Freckles and red hair are a good introduction, a better marketing hook and an irresistible temptation to search for comparisons. But Saul Alvarez never wanted to be Opie or Howdy Doody. Lucille Ball’s place among history’s great redheads is safe. Alvarez only wants to become a great fighter. If that means a different look, he’d grab a razor and go bald or reach for the dye and go green.
By birth, he’s a redhead, all right, complete with a nickname, “Canelo,” which is Spanish for cinnamon and a promotional ingredient in a recipe for impossible expectations. But be careful, very careful, not to over-indulge. Too much of the sweet stuff could ferment into a turnoff or flameout in a profession also with a taste for red, blood red.

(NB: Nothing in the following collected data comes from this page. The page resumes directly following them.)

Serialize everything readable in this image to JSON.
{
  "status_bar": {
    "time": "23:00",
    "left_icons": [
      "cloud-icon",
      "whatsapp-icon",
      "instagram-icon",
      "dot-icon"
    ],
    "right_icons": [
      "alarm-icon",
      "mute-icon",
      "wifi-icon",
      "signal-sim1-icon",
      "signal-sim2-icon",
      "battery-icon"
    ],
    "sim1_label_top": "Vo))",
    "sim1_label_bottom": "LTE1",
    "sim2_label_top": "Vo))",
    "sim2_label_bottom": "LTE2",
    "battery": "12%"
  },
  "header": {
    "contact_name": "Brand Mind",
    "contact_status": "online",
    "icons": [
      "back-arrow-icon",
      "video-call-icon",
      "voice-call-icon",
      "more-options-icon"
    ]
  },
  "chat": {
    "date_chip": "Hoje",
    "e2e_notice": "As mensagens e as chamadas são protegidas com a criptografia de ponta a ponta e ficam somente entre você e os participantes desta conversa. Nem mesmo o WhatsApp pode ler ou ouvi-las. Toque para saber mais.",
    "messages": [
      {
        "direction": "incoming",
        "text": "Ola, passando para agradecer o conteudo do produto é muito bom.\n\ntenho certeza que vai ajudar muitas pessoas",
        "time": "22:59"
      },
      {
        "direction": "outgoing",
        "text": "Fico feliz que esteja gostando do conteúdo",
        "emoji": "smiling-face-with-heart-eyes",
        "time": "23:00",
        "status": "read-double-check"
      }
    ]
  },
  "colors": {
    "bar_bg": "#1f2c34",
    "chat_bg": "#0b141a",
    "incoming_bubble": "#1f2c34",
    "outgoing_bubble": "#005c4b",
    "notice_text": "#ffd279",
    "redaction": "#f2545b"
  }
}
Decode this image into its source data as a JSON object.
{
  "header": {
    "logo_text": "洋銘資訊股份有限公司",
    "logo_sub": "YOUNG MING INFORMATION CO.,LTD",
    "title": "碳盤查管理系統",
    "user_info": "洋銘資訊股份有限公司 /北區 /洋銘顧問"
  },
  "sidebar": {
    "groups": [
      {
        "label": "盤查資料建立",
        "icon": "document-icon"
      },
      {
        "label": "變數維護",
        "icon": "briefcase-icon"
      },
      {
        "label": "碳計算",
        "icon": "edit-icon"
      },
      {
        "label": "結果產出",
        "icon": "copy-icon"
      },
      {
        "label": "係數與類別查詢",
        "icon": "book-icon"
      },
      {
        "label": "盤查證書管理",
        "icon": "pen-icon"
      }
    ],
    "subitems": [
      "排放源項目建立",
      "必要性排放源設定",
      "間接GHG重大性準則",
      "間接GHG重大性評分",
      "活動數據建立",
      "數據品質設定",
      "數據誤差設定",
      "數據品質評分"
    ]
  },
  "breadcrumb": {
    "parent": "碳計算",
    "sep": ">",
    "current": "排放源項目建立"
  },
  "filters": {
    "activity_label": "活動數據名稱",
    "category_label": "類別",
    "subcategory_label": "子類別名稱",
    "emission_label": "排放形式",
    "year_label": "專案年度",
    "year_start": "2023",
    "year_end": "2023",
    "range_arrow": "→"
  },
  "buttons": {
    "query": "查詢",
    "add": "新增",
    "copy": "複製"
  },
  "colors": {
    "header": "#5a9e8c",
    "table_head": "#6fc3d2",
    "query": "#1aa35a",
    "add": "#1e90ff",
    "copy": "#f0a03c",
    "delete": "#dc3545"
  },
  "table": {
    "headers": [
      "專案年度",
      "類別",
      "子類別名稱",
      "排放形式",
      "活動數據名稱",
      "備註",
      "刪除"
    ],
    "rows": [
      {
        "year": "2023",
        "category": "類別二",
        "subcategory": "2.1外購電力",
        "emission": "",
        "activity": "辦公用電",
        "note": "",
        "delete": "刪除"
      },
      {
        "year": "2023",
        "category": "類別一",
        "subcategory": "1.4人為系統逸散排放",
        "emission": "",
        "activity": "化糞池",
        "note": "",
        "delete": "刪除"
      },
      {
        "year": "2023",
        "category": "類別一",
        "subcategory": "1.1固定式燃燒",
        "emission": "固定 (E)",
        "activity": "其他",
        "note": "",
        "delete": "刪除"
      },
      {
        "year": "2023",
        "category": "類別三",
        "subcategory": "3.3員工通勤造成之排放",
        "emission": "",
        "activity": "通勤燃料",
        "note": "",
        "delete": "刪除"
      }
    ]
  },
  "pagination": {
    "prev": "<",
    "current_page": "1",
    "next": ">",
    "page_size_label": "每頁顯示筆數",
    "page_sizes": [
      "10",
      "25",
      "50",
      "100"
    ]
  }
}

Alvarez’s confrontation with expectation has arrived, faster than expected perhaps, yet inevitable in the 20-year-old’s swift emergence and Pied Piper-like ability to generate business, first in Mexico and now the United States.
He has a growing fan base, his first title belt (the WBC’s version of the 154-pound title) and an HBO-reported audience of 1.4 million for a March 5 decision over Matthew Hatton in front of an announced crowd of 11,674 at the Honda Center in Anaheim, Calif.
The numbers have been multiplying into a buzz for at least a year. Where there’s talk, there’s argument, and there’s plenty of both about the merits and potential of a fighter who went from redheaded teenager to prospect to titleholder in about the time it takes to skip a flat stone across boxing’s shrinking pond.
It’s all happened much too fast for some of the faithful in the old-school congregation that foresees peril in every due not paid and every fundamental not learned.
But it has not been fast enough for those who worry about a sport in need of a quick infusion of youthful star power and charisma.
HBO’s Larry Merchant looks at Alvarez and sees a prodigy. Merchant compared him to a point guard or quarterback who is the son of a coach. The skills are in the DNA, inherited and instinctive.
“Sometimes, somebody with more athletic ability surpasses him,” Merchant said. “We’ll see.”